For the Matcha Buttercream Frosting:

  • 1/2 cup (1 stick) unsalted butter, softened
  • 1 and 1/4 cups powdered sugar
  • 1 teaspoon matcha powder
  • 2 tablespoons heavy cream

Instructions

  1. Preheat your oven to 350°F (180°C). Grease a 9x13-inch baking dish and set it aside.
  2. In a medium bowl, whisk together the flour, salt, and matcha powder. Set aside.
  3. In a large bowl, use an electric mixer to cream together the butter and sugar until light and fluffy.
  4. Beat in the eggs one at a time, followed by the vanilla extract.
  5. Melt the chocolate in a double boiler or in the microwave in 30-second increments, stirring between each interval until smooth.
  6. Allow the chocolate to cool slightly, then fold it into the butter mixture until well combined.
  7. Gradually add the flour mixture and mix until just combined.
  8. Pour the batter into the prepared baking dish and smooth out the top.
  9. Bake for 25-30 minutes or until a toothpick inserted into the center comes out with a few moist crumbs attached.
  10. Allow the brownies to cool completely in the pan before cutting them into squares.

To Make the Caramelized Hazelnut Praline:

  1. Preheat your oven to 350°F (180°C).
  2. Spread the hazelnuts on a baking sheet and toast them for 8-10 minutes or until fragrant.
  3. In a small saucepan, melt the butter over medium heat.
  4. Add the sugar and cook, stirring constantly, until it turns a deep amber color.
  5. Remove from the heat and stir in the toasted hazelnuts.

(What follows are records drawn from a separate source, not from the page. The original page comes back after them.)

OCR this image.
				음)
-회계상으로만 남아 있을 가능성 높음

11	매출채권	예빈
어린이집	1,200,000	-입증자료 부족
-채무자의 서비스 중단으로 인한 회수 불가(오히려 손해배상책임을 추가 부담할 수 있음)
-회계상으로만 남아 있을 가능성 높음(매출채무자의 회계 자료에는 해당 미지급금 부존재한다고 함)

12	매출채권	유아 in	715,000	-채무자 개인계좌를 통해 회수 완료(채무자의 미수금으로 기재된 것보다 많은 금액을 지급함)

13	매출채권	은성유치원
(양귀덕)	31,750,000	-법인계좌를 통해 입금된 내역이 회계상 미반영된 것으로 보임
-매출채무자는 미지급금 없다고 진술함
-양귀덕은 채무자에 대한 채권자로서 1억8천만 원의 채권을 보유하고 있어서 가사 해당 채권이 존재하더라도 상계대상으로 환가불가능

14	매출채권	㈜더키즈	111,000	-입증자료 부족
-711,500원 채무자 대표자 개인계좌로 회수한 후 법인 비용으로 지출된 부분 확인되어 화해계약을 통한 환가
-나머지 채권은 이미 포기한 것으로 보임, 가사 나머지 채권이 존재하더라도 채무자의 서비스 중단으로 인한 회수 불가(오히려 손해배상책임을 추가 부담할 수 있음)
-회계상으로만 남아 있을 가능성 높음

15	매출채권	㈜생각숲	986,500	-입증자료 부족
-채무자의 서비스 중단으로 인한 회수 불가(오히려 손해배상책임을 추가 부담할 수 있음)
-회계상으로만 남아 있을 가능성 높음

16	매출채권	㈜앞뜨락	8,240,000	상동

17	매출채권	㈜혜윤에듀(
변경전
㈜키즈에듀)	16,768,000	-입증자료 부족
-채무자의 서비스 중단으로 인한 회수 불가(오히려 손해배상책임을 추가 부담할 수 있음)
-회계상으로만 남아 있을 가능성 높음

To Make the Matcha Buttercream Frosting:

  1. Beat the softened butter in a large bowl until creamy.
  2. Gradually add the powdered sugar, beating until smooth and creamy.
  3. Beat in the matcha powder and heavy cream until well combined.

Assembly

  1. Place a layer of brownie on a serving plate or cake stand.
  2. Top with a dollop of matcha buttercream frosting.
  3. Sprinkle a few pieces of caramelized hazelnut praline over the top.
  4. Repeat the layers two more times, finishing with a layer of brownie on top.

Notes

  • These brownies are best served fresh, but they can be stored in an airtight container at room temperature for up to 3 days.
  • If you want a stronger matcha flavor, you can increase the amount of matcha powder to 1 and 1/2 teaspoons or more to taste.